Wednesday, June 1, 2011
...and another thing about the opening of ULYSSES
Because the setting of the first chapter of Joyce's Ulysses has become so familiar over the nine decades since its publication, we may have lost sight of just how incredibly disorienting the novel's opening pages are. Think back to your first reading of the book. If, like me, you attempted to read it 'cold,' without first dipping your toes into the tepid teawater of Joyce criticism, the first few pages must have left you entirely at sea (specifically, at the Irish Sea). This is because Joyce takes the principle of in medias res to heart and thrusts us into the midst of things we cannot possibly understand. Only late in the chapter will the attentive cold reader understand, by piecing together various clues, that the chapter takes place in and around the Martello Tower at Sandycove.
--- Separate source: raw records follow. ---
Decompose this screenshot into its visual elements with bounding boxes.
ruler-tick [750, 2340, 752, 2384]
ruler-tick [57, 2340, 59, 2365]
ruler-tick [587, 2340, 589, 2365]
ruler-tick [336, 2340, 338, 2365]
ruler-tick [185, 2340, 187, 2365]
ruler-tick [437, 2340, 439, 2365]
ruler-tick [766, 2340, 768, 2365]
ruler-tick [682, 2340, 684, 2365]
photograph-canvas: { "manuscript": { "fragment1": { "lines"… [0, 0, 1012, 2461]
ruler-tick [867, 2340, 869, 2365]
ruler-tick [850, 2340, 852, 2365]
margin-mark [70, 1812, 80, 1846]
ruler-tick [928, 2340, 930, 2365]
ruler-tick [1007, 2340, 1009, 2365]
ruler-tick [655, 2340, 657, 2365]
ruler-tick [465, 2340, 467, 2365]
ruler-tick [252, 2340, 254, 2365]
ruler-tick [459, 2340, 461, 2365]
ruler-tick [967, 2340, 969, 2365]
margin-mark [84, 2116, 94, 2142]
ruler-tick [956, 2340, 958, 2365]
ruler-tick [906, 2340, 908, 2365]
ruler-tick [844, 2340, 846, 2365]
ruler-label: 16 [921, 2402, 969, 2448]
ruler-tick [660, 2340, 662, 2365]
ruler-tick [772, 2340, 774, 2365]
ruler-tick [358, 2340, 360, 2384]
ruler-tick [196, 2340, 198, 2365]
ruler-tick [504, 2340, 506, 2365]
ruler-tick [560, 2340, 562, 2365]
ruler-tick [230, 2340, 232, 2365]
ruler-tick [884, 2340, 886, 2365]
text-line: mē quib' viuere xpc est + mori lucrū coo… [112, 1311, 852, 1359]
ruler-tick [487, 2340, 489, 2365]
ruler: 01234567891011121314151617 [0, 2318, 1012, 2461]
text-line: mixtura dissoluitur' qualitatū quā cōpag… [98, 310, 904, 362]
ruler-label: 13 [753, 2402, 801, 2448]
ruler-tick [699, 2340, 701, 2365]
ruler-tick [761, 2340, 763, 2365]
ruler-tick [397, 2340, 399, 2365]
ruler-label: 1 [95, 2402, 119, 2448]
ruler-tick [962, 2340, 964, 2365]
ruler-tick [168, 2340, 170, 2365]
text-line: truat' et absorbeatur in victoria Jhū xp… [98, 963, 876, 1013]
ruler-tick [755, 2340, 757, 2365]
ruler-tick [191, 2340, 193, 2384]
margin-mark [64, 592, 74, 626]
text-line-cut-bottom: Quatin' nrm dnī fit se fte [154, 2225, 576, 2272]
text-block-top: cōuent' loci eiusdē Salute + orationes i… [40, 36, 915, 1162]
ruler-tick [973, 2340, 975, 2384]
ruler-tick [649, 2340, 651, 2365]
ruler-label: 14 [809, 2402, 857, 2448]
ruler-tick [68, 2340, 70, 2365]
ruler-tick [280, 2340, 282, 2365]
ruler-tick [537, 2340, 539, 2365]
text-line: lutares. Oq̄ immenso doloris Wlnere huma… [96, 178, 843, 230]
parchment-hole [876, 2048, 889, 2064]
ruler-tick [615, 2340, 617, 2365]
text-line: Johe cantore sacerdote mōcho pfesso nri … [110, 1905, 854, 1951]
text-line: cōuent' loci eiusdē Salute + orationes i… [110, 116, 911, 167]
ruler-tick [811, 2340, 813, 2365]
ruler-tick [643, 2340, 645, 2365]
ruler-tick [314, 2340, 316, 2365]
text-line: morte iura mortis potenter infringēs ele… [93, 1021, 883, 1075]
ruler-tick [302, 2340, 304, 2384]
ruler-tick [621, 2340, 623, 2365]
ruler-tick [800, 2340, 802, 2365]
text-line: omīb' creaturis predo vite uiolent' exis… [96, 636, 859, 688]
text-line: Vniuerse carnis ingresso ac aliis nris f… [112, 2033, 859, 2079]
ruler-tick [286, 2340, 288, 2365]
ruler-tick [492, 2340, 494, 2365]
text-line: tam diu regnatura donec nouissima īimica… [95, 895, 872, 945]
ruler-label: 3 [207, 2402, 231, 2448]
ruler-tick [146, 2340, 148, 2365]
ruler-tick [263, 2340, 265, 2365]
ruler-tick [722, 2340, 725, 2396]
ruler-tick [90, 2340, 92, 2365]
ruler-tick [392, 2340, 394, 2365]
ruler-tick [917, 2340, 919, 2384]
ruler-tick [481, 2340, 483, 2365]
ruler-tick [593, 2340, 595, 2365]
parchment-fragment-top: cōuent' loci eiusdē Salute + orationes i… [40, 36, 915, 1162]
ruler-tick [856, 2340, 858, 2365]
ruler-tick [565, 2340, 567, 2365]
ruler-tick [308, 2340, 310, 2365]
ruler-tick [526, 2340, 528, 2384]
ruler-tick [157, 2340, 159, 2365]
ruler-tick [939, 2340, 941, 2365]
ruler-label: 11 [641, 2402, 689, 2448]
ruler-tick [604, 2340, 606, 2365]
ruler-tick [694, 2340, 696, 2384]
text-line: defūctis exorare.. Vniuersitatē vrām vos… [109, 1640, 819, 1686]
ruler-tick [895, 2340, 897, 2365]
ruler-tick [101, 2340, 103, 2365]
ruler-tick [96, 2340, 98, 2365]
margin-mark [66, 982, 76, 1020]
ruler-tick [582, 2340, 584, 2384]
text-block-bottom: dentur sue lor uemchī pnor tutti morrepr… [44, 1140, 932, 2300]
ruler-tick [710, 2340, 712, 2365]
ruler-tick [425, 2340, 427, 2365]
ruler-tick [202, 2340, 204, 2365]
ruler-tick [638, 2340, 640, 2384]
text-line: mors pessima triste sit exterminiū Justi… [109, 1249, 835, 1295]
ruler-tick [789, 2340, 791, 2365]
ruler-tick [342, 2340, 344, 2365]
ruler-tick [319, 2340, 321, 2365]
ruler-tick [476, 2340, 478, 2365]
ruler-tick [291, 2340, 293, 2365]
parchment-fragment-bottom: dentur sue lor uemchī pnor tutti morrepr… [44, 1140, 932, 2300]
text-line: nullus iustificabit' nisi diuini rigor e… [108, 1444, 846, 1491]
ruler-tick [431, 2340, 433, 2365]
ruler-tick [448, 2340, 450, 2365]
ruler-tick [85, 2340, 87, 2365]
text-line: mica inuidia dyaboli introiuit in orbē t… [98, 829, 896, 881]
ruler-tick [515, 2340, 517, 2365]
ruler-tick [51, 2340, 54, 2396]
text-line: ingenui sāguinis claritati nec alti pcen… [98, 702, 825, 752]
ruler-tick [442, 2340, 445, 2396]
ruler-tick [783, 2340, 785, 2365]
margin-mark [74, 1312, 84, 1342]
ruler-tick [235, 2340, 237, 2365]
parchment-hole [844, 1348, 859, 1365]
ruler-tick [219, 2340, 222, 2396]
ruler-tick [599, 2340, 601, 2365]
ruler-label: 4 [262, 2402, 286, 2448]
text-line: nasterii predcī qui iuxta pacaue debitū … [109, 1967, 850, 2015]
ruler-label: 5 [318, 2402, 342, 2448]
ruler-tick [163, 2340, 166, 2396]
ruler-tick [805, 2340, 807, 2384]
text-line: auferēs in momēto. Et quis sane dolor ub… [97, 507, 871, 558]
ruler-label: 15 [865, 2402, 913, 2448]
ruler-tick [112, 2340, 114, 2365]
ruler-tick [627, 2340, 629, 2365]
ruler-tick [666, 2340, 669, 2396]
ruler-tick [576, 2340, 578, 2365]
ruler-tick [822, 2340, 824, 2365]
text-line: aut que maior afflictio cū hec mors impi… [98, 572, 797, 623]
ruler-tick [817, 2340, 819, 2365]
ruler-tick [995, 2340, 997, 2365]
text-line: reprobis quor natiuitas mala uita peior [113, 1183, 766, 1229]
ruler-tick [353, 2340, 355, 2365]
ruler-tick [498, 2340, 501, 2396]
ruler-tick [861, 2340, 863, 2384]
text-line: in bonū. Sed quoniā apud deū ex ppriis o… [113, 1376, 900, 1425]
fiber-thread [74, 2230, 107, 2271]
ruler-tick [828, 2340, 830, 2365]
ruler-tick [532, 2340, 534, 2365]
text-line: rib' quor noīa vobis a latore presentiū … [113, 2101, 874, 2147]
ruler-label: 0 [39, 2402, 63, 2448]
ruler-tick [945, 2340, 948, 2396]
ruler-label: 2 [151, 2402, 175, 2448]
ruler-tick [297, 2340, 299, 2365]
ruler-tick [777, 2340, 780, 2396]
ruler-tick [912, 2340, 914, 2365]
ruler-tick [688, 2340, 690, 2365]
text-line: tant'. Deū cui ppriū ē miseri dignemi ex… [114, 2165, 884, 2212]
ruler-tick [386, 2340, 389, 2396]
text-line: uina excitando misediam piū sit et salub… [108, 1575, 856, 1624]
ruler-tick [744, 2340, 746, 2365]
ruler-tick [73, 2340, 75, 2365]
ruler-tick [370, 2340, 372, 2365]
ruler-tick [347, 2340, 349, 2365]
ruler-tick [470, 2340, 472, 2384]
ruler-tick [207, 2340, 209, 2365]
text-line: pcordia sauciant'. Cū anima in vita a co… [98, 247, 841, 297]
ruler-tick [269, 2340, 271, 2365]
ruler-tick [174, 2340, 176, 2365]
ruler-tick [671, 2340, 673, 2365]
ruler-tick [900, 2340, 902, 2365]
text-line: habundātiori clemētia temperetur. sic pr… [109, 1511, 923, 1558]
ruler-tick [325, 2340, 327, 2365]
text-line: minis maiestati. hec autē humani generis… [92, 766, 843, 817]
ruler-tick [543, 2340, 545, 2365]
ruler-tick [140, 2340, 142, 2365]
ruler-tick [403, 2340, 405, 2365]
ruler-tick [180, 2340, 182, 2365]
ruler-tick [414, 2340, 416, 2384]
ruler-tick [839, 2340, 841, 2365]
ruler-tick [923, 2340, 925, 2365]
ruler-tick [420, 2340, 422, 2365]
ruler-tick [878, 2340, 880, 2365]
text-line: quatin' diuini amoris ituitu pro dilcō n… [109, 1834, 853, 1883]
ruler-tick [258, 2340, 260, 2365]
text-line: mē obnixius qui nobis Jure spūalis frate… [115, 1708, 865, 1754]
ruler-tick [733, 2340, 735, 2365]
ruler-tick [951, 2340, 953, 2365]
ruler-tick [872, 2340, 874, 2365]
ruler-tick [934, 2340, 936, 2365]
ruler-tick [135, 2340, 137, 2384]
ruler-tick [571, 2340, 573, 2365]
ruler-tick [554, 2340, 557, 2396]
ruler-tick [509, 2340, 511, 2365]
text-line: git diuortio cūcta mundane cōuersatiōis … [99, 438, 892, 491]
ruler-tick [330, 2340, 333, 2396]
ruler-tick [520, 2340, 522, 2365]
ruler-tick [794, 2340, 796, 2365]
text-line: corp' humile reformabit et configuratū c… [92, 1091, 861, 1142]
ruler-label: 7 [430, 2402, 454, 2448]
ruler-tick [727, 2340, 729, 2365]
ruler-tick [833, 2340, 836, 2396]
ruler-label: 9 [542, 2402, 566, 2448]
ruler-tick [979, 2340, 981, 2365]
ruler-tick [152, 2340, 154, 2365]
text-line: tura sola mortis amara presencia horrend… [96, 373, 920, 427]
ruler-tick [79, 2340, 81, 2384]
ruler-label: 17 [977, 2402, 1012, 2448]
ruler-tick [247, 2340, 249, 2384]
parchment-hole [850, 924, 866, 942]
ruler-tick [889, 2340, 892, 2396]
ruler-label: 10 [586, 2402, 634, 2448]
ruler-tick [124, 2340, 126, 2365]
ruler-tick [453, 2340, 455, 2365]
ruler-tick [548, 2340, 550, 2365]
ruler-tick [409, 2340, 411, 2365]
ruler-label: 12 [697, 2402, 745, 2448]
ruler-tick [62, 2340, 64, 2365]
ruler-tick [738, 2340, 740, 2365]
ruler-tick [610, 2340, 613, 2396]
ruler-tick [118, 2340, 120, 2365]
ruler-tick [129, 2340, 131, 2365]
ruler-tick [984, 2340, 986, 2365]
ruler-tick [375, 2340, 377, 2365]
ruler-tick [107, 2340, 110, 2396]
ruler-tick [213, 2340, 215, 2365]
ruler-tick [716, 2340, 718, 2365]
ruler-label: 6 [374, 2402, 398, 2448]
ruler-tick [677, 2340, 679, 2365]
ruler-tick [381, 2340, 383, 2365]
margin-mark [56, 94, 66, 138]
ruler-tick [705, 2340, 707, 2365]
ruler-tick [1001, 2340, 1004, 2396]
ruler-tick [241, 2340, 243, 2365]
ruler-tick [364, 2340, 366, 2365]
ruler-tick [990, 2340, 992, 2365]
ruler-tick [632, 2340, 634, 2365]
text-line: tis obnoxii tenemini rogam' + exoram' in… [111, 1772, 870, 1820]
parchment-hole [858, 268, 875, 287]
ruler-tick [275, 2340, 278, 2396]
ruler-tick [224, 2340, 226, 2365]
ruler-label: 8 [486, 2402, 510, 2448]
To appreciate the extremity of Joyce's Modernist difference, the shock of his new, just consider how a 19th-century novelist might have begun Ulysses: "On the morning of June 16, 1904, a stately but rather plump young man known to all as 'Buck' Mulligan paused atop the stairs of the Martello Tower at Sandycove, a sleepy coastal village south of Dublin." That's a perfectly respectable Victorian frock coat of a first sentence that does everything a perfectly respectable silk-hatted first sentence should. It's also a fine substitute for Sominex. Joyce's 'cold open' is, by contrast, considerably more disreputable, disorienting, defamiliarizing. It doesn't make me drowsy.